Cruelles ou non, l'entreprise doit payer ses amendes

Cruelles ou non, l'entreprise doit payer ses amendes
Catherine Blanchard, avocate
Catherine Blanchard, avocate
Chroniqueur Juridique

Depuis quelques années, plusieurs entrepreneurs en construction se sont vu imposer des amendes de plusieurs milliers de dollars à la suite d’infractions à Loi sur la santé et la sécurité du travail ou la Loi sur le bâtiment, notamment. Pour certains, ces amendes ont eu un impact majeur sur les finances de l’entreprise.

Dans une décision d’octobre 2020, la Cour suprême du Canada s’est prononcée sur la portée de la protection contre les traitements ou peines cruels et inusités garantie à l’article 12 de la Charte canadienne des droits et libertés (Charte) et plus particulièrement sur l’impact de cette protection sur les personnes morales dans le contexte de l’imposition d’une amende.

L’arrêt tranche et la Cour suprême conclut que les personnes morales ne peuvent bénéficier du droit garanti à cet article à l’encontre des traitements ou peines cruels et inusités.

En 2016, la compagnie 9147-0732 Québec inc. est déclarée coupable d’avoir contrevenu à l’article 46 de la Loi sur le bâtiment. Suivant cette Loi, la compagnie était alors passible d’une amende minimale obligatoire qui s’élevait à 30 843 $.

La compagnie a contesté la constitutionnalité de l’amende minimale obligatoire prévue à la Loi sur le bâtiment en plaidant qu’elle contrevenait à l’article 12 de la Charte, plaidant notamment qu’elle pouvait rendre précaire sa santé financière.

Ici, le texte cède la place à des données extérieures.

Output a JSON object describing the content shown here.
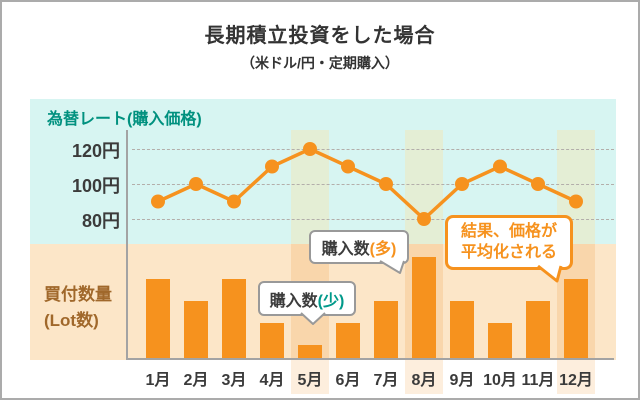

La Cour du Québec et la Cour supérieure ont rejeté l’argument et ont statué que les personnes morales ne peuvent bénéficier de la protection prévue à l’article 12 de la Charte. Les juges ont successivement conclu que l’article a pour objectif la protection de la dignité humaine, une notion liée aux personnes physiques. 

La Cour d’appel a accueilli l’appel en infirmant la décision et a conclu que l’article 12 de la Charte s’appliquait aux personnes morales. Les juges de la Cour d’appel ont ainsi conclu que le fait que la notion soit normalement liée aux personnes physiques ne constitue pas un « obstacle insurmontable empêchant d’étendre la protection qu’offre l’article 12 à une personne morale ou une organisation ».

À leur tour, les juges de la Cour suprême ont plutôt suivi le courant initial voulant que la protection donnée à l’article 12 ne soit pas applicable aux personnes morales, notamment puisque la jurisprudence antérieure traite abondamment de la notion de dignité humaine.

En référant au mot « cruel » contenu à l’article 12, la Cour suprême conclut par ailleurs qu’il s’agit d’un mot s’appliquant à des humains, plutôt « qu’à des objets inanimés ou à des entités juridiques telles les personnes morales ».

Le fait qu’une personne physique puisse subir le contrecoup d’une peine imposée à une personne morale n’est également pas suffisant pour que l’article 12 de la Charte puisse trouver application.

En somme, cette décision représente la dernière étape dans cette série judiciaire. Force est de constater qu’en l’absence d’arguments juridiques innovateurs permettant de renverser la vapeur, les entreprises devront assumer le contrecoup de l’imposition de telles amendes.

Notez qu’il est possible pour une compagnie de passer une entente de paiement avec le Bureau des infractions et amendes après avoir été déclarée coupable d’une infraction pénale. Le paiement de l’amende peut alors s’échelonner sur 24 mois si les circonstances le justifient.